Pfizer and BioNTech asked a US government tribunal on Monday to cancel patents on COVID-19 vaccine technology that rival Moderna has accused the companies of infringing.
Pfizer and its German partner told the US Patent Office's Patent Trial and Appeal Board that the two Moderna patents are "unimaginably broad" and cover a "basic idea that was known long before" their invention date of 2015.
Representatives for Moderna did not immediately respond to a request for comment on the filings.
Pfizer said in a statement on Monday that it and BioNTech's vaccine was "based on BioNTech's proprietary mRNA technology and developed by both BioNTech and Pfizer," and that they remain confident in their intellectual property.
Pfizer and BioNTech have separately challenged the two patents and a third related Moderna patent in court in an ongoing Massachusetts federal lawsuit that Moderna filed against them last year.
Moderna in the lawsuit accused Pfizer and BioNTech of violating its patent rights in messenger-RNA vaccine technology. The case is one of several that have been brought by biotech companies seeking patent royalties from Moderna, Pfizer and BioNTech's blockbuster COVID-19 vaccines.

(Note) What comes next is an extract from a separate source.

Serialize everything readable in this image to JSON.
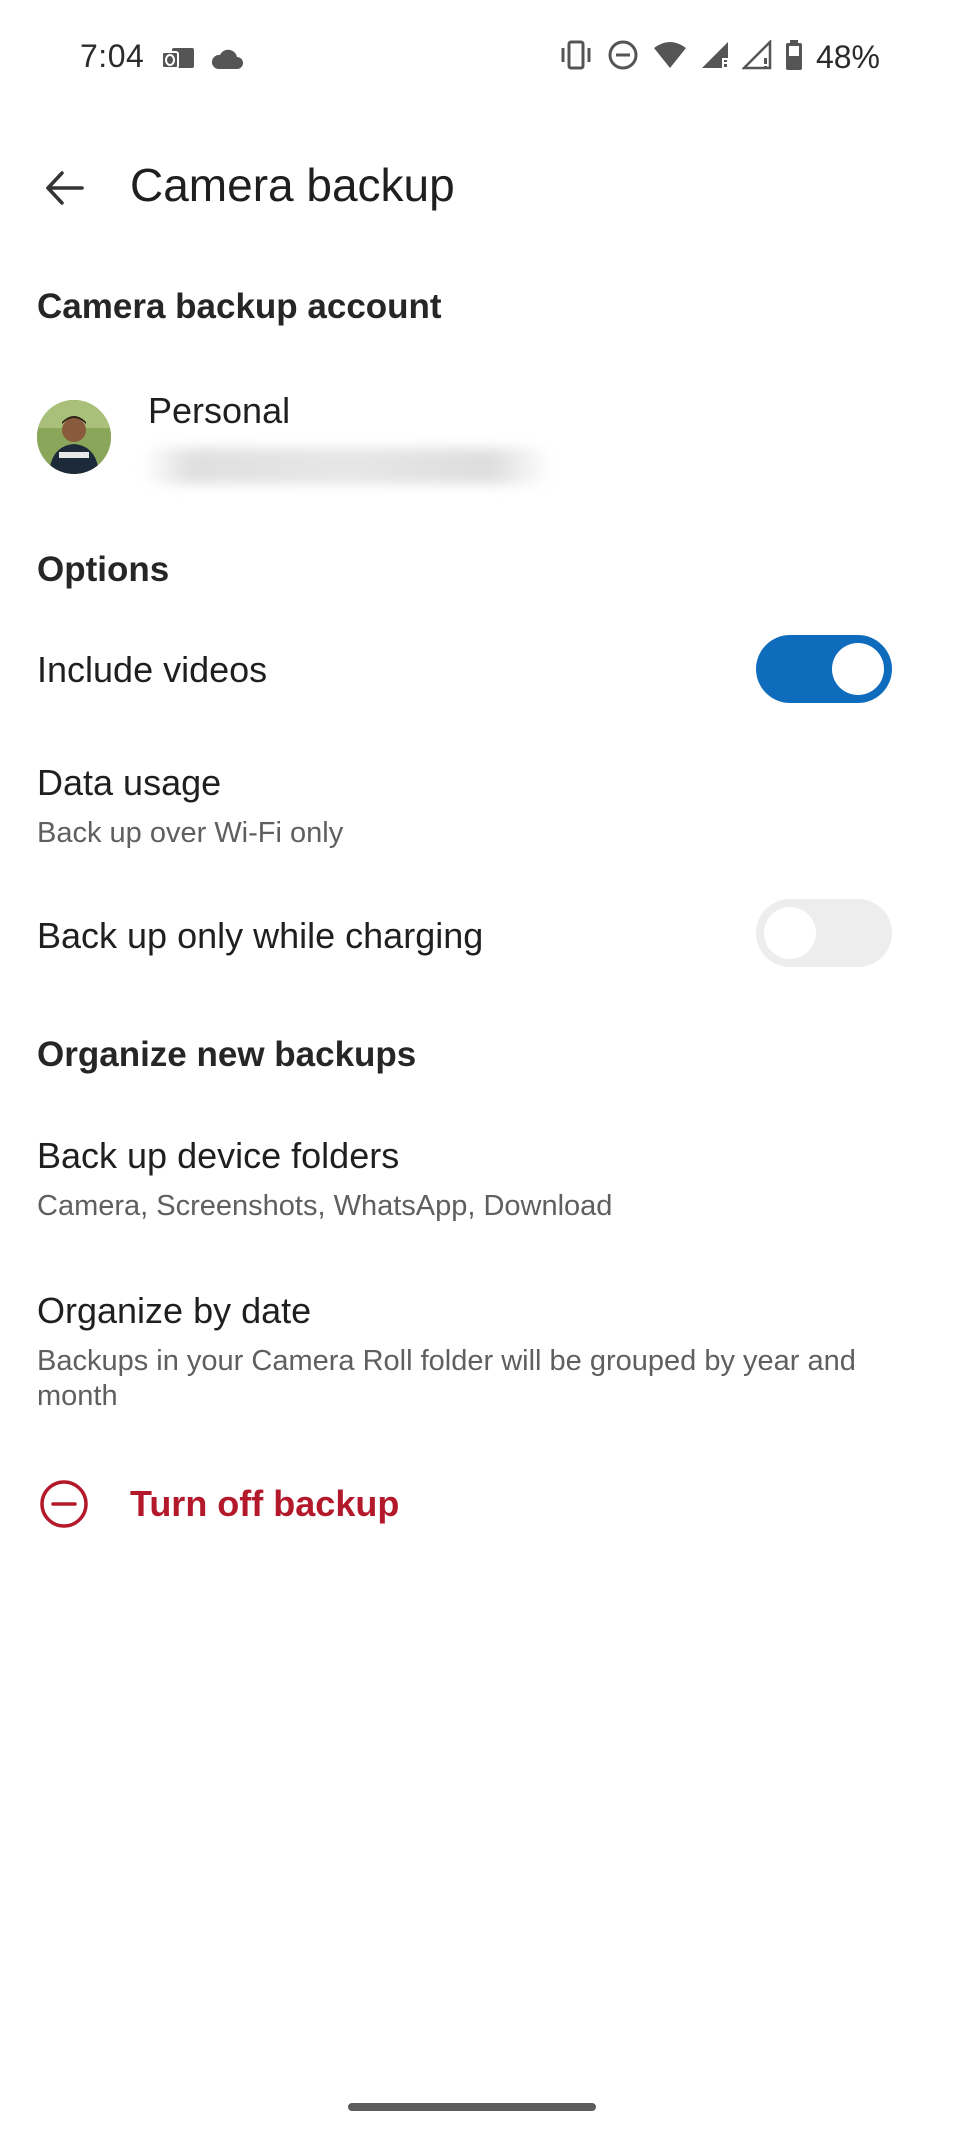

Pfizer earned $37.8 billion from sales of its COVID-19 vaccine Comirnaty last year, while Moderna made $18.4 billion from its vaccine Spikevax.
The Patent Trial and Appeal Board hears challenges to patent validity based on "prior art" that challengers say disclosed the inventions before they were patented. Defendants frequently turn to the board as an alternative path to fend off patent infringement claims.
Pfizer and BioNTech said in their board petitions that scientists discovered that mRNA could be used for vaccines as early as 1990. They argued that Moderna's patents were invalid based on separate patent applications and other publications from as early as 2004.
The cases are BioNTech SE v. ModernaTX Inc, Patent Trial and Appeal Board, Nos. IPR2023-01358 and IPR2023-01359.